Because the options’ value is indexed to the CPI and the change in the CPI is a factor that is not considered a market, performance, or service condition, the options must be classified as a liability. Entity A must remeasure the options at their fair-value-based measure in each reporting period until settlement.
Alternatively, if the options’ terms only require monthly adjustments to the exercise price for changes in CPI through the vesting date, the options would be classified as a liability only until the vesting date. That is, A only must remeasure the options at their fair-value-based measure in each reporting period until the vesting date. On the vesting date, the options’ value no longer is indexed to the CPI; therefore, as long as all the other criteria for equity classification have been met, the award would be reclassified as equity.
Example 5-17
Equity-Classified Award
Entity A grants employee stock options with a grant-date exercise price equal to the grant-date market price of A’s shares that increases annually by 3 percent (on the basis of A’s estimate of annual inflation) through the date of exercise. Before considering the effects of the 3 percent annual increase to the exercise price, A determines that the options should be classified as equity.

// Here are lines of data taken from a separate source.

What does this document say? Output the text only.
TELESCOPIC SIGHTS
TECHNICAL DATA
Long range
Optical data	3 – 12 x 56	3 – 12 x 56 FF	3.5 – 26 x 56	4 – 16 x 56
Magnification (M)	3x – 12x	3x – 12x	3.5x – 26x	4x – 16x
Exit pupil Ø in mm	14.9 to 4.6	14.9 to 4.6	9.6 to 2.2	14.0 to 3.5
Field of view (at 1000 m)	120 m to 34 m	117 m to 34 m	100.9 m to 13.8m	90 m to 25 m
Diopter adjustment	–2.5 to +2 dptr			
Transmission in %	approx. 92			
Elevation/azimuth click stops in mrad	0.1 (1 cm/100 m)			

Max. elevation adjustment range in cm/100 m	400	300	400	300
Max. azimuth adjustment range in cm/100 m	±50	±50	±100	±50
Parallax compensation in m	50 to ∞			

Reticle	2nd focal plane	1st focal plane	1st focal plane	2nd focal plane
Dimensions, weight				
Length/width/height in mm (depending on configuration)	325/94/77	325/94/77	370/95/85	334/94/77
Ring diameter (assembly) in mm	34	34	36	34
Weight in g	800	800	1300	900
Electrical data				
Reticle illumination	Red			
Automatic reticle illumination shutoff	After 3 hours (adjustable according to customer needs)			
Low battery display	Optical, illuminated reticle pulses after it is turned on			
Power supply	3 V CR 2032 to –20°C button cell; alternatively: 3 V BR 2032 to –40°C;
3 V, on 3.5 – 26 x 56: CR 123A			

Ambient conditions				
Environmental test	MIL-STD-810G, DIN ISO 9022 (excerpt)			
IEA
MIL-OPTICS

Because the options’ value is not indexed to a factor other than a market, performance, or service condition (e.g., a change in the CPI), the options would be classified as equity. Accordingly, the fair-value-based measure of the options is fixed on the grant date, and the increasing exercise price is incorporated into the fair-value-based measure of the options.
ASC 718 provides an exception to liability classification when the exercise price of stock options is denominated in a foreign currency and certain conditions are met. See Section 5.7.1 for a discussion of this exception.